Unraveling Rapid Mechanism and Nucleation Potential of Hydrogen Peroxymethyl Formate under Atmospheric Conditions

Abstract

Products from the reaction between Criegee intermediates (CH₂OO) and organic acids significantly contribute to the formation and growth of secondary organic aerosol (SOA). However, the reaction between CH₂OO and the simplest organic acid, formic acid (HCOOH), is still not well understood. Herein, quantum chemical calculations and Born–Oppenheimer molecular dynamics (BOMD) simulations were employed to investigate the CH₂OO + HCOOH reaction both in the gas phase and on the water microdroplet. The results show that HOOCH₂OCHO (HPMF) formation from the gaseous CH₂OO + HCOOH reaction is a barrierless process and can compete with HOCH₂OOH (HMHP) formation from H₂O-catalyzed CH₂OO hydrolysis, with a rate of 439 times higher at 15 km. We also find that both H₂O-mediated HPMF formation and HCOOH-mediated HMHP formation occur rapidly on the water microdroplet, with their rate 3 orders of magnitude faster than the gas-phase reaction.
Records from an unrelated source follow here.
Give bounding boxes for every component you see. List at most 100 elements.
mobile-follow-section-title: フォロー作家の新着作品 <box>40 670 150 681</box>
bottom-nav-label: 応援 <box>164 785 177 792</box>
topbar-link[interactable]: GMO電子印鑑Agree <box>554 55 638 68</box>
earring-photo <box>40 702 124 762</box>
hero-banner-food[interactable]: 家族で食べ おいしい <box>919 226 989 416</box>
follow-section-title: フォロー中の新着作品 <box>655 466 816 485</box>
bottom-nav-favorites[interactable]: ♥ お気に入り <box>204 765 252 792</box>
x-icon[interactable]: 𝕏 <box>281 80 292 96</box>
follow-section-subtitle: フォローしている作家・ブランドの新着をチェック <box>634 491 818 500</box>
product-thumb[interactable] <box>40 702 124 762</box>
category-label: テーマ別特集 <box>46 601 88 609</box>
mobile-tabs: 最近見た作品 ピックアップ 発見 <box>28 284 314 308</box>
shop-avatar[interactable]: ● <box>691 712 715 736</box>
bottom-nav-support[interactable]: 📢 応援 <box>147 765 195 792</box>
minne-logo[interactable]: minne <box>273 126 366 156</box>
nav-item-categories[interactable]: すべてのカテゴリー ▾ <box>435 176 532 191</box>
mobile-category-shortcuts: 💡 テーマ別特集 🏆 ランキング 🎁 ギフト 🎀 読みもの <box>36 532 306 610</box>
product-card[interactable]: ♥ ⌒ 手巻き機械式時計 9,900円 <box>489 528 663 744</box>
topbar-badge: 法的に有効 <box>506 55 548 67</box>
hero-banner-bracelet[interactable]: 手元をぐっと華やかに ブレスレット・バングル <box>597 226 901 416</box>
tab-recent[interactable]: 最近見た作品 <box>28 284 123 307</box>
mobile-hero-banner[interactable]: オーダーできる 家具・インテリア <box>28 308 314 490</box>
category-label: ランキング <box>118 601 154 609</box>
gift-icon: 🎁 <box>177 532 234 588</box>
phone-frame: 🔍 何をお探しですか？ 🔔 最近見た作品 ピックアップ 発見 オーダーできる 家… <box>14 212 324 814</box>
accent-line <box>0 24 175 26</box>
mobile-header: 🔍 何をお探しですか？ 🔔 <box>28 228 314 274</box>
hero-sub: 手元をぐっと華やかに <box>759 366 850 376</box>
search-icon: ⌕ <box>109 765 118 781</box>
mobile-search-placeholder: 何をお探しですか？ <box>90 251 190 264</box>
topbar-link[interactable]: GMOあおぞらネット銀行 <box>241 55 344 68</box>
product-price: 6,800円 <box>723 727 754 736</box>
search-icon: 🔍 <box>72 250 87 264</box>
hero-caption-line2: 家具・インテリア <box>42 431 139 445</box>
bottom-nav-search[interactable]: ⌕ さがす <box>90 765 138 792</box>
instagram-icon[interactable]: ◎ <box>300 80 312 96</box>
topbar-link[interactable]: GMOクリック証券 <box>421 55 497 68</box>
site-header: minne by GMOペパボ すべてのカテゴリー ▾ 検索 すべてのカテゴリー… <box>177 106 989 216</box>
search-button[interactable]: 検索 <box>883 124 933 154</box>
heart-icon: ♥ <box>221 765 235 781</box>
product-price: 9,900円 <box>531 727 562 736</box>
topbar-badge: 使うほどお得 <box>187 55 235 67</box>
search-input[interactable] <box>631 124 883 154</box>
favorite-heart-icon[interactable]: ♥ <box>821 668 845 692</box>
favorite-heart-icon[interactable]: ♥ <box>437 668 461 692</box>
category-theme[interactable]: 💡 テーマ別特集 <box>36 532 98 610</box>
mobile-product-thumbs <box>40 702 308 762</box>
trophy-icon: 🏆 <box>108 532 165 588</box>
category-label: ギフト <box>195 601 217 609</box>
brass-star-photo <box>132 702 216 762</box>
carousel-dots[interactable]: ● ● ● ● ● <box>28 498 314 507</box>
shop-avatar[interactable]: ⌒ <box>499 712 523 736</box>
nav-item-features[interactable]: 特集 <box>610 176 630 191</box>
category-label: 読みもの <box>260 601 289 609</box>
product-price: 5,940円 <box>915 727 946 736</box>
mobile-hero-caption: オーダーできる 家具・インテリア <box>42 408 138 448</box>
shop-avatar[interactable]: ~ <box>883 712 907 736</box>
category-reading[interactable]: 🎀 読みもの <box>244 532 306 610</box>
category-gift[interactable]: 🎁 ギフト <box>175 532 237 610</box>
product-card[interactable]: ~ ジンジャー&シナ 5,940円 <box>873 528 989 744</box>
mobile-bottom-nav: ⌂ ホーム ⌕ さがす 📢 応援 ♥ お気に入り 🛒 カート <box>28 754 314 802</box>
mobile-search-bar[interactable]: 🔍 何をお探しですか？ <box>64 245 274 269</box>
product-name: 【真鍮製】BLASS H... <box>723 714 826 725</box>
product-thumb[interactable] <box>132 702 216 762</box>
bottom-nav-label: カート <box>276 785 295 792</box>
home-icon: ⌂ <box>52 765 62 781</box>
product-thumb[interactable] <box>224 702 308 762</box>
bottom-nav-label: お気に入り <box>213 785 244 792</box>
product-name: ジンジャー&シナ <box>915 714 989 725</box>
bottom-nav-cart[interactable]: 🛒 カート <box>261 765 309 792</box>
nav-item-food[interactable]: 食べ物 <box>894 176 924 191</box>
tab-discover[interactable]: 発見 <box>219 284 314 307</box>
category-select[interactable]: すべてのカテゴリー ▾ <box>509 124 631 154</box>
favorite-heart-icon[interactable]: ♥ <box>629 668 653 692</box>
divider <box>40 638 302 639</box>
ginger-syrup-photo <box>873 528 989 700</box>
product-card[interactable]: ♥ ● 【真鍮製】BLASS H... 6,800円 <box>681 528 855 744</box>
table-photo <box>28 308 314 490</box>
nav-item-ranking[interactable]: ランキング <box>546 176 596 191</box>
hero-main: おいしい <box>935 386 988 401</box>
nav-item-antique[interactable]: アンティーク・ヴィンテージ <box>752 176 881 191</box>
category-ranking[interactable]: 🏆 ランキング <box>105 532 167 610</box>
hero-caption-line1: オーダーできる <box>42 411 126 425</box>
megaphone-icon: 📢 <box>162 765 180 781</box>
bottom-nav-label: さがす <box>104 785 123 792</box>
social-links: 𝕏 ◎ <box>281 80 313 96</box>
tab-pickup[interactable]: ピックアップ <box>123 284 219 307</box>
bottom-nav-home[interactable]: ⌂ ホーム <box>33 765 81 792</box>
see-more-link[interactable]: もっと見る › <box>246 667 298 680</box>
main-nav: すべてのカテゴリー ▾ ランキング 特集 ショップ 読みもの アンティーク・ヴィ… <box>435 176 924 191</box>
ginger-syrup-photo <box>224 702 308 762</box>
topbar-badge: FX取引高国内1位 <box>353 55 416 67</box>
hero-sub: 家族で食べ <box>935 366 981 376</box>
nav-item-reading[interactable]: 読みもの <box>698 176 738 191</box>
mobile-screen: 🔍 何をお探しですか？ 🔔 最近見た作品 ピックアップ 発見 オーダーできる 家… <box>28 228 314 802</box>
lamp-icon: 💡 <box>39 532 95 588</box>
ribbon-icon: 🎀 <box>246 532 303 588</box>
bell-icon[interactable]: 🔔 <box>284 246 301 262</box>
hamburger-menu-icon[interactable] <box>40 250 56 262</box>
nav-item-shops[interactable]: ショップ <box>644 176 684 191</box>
Notably, the produced HPMF was stable and can form larger clusters with sulfuric acid, ammonia, and water molecules, potentially facilitating atmospheric new particle formation (NPF). These findings will not only elucidate the potential loss route of CH₂OO in rainforest and urban polluted regions but will also help us better understand the role of Criegee intermediates in the SOA formation.